14. There remains the sum of Rs. 15,950 which was paid by Bansi Dhar or his heirs between January 1923 and July 1923. The present suit is within three years of that payment. When the Court ordered that neither Bansi Dhar nor the attaching creditors could be allowed to take out the money without first furnishing security and they were allowed to take out portions of the amounts lying in Court on furnishing such security it is obvious that when the decree in execution of which the sums had been realised was reversed, they were in duty bound to refund the amount. There can be no doubt that there was the undoubted liability of Mehdi Ali Khan and Abdullah Khan to refund this amount which they had taken out. Similarly Bansi Dhar was bound to restore what he had taken out. This was the express personal undertaking by Mehdi Ali Khan and Abdullah Khan in their bond dated 11th July 1907.
15. But the attaching creditors were not considered as principal parties to the proceeding relating to restitution, and the High Court in its judgment dated 27th February 1919, held that Bansi Dhar was personally liable under Section 144 though he may have his own remedies against Mehdi Ali Khan and Abdullah Khan. But the fact remains that Bansi Dhar had to pay in Court what had been taken out by Mehdi Ali Khan and Abdullah Khan as well as what had been taken out by himself.

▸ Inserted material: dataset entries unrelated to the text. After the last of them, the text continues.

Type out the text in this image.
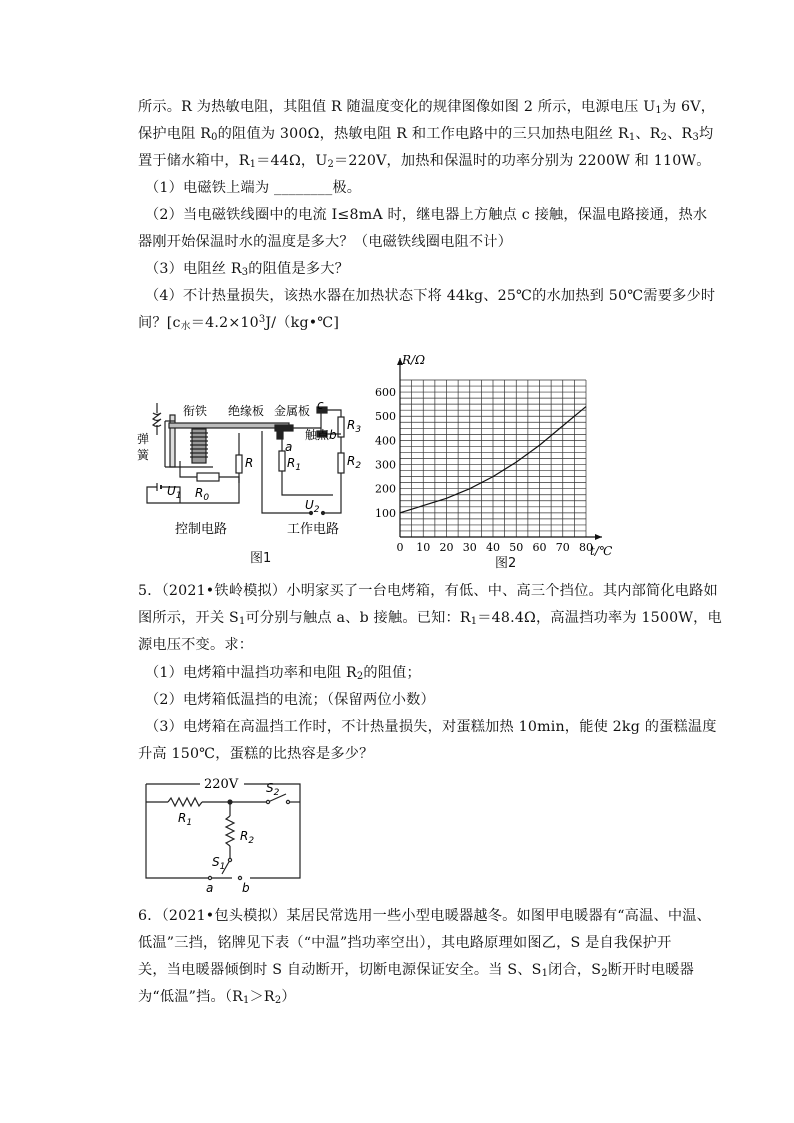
所示。R 为热敏电阻，其阻值 R 随温度变化的规律图像如图 2 所示，电源电压 $U_1$为 6V，
保护电阻 $R_0$的阻值为 300Ω，热敏电阻 R 和工作电路中的三只加热电阻丝 $R_1$、$R_2$、$R_3$均
置于储水箱中，$R_1=44\Omega$，$U_2=220V$，加热和保温时的功率分别为 2200W 和 110W。
（1）电磁铁上端为 ________极。
（2）当电磁铁线圈中的电流 I≤8mA 时，继电器上方触点 c 接触，保温电路接通，热水
器刚开始保温时水的温度是多大？（电磁铁线圈电阻不计）
（3）电阻丝 $R_3$的阻值是多大？
（4）不计热量损失，该热水器在加热状态下将 44kg、25℃的水加热到 50℃需要多少时
间？[$c_水=4.2\times 10^3J/(kg•℃]$
衔铁 绝缘板 金属板
弹
簧
c
触点
a
b
R
$R_0$
$R_1$	$R_2$
$R_3$
$U_1$
$U_2$
控制电路	工作电路
图1
0 10 20 30 40 50 60 70 80
100
200
300
400
500
600
R/Ω
t/℃
图2
5．（2021•铁岭模拟）小明家买了一台电烤箱，有低、中、高三个挡位。其内部简化电路如
图所示，开关 $S_1$可分别与触点 a、b 接触。已知：$R_1=48.4\Omega$，高温挡功率为 1500W，电
源电压不变。求：
（1）电烤箱中温挡功率和电阻 $R_2$的阻值；
（2）电烤箱低温挡的电流；（保留两位小数）
（3）电烤箱在高温挡工作时，不计热量损失，对蛋糕加热 10min，能使 2kg 的蛋糕温度
升高 150℃，蛋糕的比热容是多少？
220V
$R_1$
$R_2$
$S_2$
$S_1$
a b
6．（2021•包头模拟）某居民常选用一些小型电暖器越冬。如图甲电暖器有“高温、中温、
低温”三挡，铭牌见下表（“中温”挡功率空出），其电路原理如图乙，S 是自我保护开
关，当电暖器倾倒时 S 自动断开，切断电源保证安全。当 S、$S_1$闭合，$S_2$断开时电暖器
为“低温”挡。$(R_1>R_2)$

16. Section 70, Contract Act, lays down that when a person lawfully does anything for another person not intending to do so gratuitously and such other person enjoys benefit thereof the latter is bound to make compensation to the former in respect of the thing so done. Now there was a liability on Mehdi Ali Khan and Abdullan Khan to restore the amount which had been taken out by them and that liability was in the first instance discharged by Bansi Dhar. By making good that amount Bansi Dhar undoubtedly did a thing lawfully for Mehdi Ali Khan and Abdullah Khan and there is no doubt that he did not intend to do it gratuitously. Nor can there any doubt that Mehdi Ali Khan and Abdullah Khan to that extent have enjoyed the benefit thereof. They had attached a decree which was subsequently set aside and became a nullity, and yet under colour of it they realized an amount and have appropriated it. It therefore seems to me that the latter are bound to make compensation to the former in respect of the thing so done. It seems only just and fair that Bansi Dhar or his representatives should have the right to claim the amount which they have paid which in reality ought to have been paid by Mehdi Ali Khan and Abdullah Khan because they alone had taken out that sum.
17. The learned advocate for the respondents has strongly contended that the liability of Mehdi Ali Khan and Abdullah Khan could only arise after the amount had been refunded by the representatives of Mt. Hanif-un-nissa. This contention is correct in this sense that the present plaintiffs could not possibly have sued unless they had at first had to refund the amount. But there can also be no doubt that the liability of Mehdi Ali Khan and Abdullah Khan existed all along and they were bound to restore the amount. The cause of action for suing under Section 70 cannot be said to have arisen when the Privy Council decision was given, but only when the restoration was made by Bansi Dhar for it is on that account that he and his representatives can claim compensation. I am therefore of opinion that this appeal should be allowed in part and the decree of the Court below modified in this way that the plaintiffs should be given a decree only for Rs. 15,950 with interest at 6% per annum simple from 23rd July 19(sic)3, the last date on which Bansi Dhar made the payment till realization, and the rest of their claim should be dismissed.
18. I agree with the views expressed and the order proposed.